Gave the examples/text notebook a go for AWD-LSTM, but the model gave an error when I tried to move it to fp16:
“Expected tensor for argument #1 ‘indices’ to have scalar type Long; but got torch.cuda.HalfTensor instead (while checking arguments for embedding)”
Points to torch/nn/ so appears to be upstream of fastai.

(Andrea de Luca) #23

Sound quite related to fp16…

Keep us posted, should you manage to get it working!

(Scott H Hawley) #24

Big relief to read you says “28 PCIE lanes should be ok for three GPUs”.
Have you built your system – how is it?

I’m building a system with an i7-7800X and two RTX 2080Ti’s, but got worried that since the CPU can’t do full 16x twice, that I’d hit a bottleneck. (I’m used to working with Xeon CPUs which have lots of PCIE lanes)

(Andrea de Luca) #25

According to Tim Dettmers, who ran a series of systematic experiments, x8 gen3 does actually provide sufficient bandwidth for 2-3 cards.

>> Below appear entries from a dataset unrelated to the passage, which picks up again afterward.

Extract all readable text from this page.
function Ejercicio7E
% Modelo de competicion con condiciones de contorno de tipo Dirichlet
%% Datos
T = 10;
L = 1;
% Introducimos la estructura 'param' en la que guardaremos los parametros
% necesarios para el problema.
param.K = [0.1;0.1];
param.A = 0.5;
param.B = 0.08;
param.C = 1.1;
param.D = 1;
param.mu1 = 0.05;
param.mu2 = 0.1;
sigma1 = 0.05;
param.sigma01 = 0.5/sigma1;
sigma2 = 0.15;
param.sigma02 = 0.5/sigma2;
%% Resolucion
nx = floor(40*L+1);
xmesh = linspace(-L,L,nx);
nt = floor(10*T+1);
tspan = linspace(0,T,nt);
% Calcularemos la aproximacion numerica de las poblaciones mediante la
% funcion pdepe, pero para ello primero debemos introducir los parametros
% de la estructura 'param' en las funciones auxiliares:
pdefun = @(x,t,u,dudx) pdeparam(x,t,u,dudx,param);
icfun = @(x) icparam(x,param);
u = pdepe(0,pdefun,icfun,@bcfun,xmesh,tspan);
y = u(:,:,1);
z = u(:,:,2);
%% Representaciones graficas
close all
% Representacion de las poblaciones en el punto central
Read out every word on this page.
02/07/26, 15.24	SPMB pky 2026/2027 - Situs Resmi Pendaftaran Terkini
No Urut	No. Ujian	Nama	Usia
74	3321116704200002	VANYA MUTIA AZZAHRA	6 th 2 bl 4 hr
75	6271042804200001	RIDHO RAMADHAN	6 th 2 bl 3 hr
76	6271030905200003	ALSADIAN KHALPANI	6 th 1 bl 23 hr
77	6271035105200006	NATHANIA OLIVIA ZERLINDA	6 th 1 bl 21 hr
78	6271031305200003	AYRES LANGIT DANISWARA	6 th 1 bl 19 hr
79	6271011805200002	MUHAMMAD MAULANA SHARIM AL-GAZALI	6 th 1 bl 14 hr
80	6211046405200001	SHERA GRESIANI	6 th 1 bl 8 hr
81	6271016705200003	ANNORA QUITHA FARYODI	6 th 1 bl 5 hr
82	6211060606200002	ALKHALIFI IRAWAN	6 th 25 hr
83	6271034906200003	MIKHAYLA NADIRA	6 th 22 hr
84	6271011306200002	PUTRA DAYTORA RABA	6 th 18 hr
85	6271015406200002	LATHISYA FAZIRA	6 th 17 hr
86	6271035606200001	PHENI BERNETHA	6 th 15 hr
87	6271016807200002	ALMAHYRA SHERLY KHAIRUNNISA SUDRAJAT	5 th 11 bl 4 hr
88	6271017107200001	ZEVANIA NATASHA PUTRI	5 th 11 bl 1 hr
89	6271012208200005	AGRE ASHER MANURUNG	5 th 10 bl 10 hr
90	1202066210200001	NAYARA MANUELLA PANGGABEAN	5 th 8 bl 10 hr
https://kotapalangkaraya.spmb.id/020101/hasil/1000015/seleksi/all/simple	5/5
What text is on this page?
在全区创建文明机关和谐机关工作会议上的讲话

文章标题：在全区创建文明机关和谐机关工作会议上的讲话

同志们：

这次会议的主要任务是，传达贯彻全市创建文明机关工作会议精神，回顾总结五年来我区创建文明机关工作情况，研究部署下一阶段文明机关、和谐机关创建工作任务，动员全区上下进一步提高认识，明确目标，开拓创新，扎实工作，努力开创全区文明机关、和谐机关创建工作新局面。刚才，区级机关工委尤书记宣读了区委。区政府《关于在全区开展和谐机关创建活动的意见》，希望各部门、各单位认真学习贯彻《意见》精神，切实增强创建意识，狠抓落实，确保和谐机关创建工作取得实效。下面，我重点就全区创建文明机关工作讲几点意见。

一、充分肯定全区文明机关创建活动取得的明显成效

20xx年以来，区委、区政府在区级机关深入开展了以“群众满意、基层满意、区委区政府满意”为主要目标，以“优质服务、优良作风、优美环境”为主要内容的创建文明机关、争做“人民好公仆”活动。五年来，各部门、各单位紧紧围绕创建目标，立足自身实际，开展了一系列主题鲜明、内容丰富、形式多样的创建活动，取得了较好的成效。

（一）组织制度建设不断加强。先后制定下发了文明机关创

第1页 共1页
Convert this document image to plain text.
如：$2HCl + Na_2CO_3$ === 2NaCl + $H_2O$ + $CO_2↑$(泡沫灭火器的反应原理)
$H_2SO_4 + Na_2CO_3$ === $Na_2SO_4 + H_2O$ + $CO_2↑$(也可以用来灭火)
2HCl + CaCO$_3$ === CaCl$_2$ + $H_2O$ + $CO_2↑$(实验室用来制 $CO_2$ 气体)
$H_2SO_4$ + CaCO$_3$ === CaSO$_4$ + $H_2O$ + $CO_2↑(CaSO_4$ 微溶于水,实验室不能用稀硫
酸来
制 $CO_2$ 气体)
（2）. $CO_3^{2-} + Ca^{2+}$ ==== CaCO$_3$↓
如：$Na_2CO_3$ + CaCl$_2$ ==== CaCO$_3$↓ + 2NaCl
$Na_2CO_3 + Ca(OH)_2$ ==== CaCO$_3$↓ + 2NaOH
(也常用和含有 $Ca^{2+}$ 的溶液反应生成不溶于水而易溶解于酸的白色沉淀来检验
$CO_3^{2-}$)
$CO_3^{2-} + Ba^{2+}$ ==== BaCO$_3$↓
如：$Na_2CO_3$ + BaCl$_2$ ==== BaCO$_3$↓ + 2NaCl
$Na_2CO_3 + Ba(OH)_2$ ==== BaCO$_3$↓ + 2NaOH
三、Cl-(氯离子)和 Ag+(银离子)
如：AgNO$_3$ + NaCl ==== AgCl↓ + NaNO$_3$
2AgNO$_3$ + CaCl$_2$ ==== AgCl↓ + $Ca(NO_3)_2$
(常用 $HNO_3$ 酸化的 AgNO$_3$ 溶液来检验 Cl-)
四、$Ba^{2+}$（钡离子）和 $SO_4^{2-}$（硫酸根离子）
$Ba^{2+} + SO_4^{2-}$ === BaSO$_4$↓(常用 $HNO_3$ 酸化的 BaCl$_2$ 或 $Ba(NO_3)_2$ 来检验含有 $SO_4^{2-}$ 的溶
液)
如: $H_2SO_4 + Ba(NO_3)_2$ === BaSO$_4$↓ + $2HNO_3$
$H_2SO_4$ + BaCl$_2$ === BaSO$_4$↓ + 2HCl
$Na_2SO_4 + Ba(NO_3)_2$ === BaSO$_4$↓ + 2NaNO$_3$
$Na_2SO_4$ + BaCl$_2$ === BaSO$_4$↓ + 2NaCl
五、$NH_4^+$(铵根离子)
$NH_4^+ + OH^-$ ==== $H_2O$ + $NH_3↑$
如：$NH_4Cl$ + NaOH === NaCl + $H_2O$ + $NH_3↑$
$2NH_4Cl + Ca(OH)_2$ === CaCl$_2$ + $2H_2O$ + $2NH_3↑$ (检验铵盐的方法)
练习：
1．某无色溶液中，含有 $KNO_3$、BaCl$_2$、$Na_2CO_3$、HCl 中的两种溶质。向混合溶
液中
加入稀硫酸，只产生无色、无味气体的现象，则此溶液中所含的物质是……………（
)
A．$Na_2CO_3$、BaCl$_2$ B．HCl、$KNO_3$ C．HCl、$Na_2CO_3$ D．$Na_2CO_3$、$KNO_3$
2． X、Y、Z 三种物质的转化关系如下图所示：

Note also that a single xeon cannot provide the 48 lanes necessary to run 3 cards at full x16 (skylake xeon-w could, but 4-8 lanes are always used for other stuff).

(Scott H Hawley) #26

Thanks, I saw that too (after I posted here)!

Just posted a “Completed Build” on PCPartpicker:

The budget for this one was $4000, so I got extra RAM and a second GPU.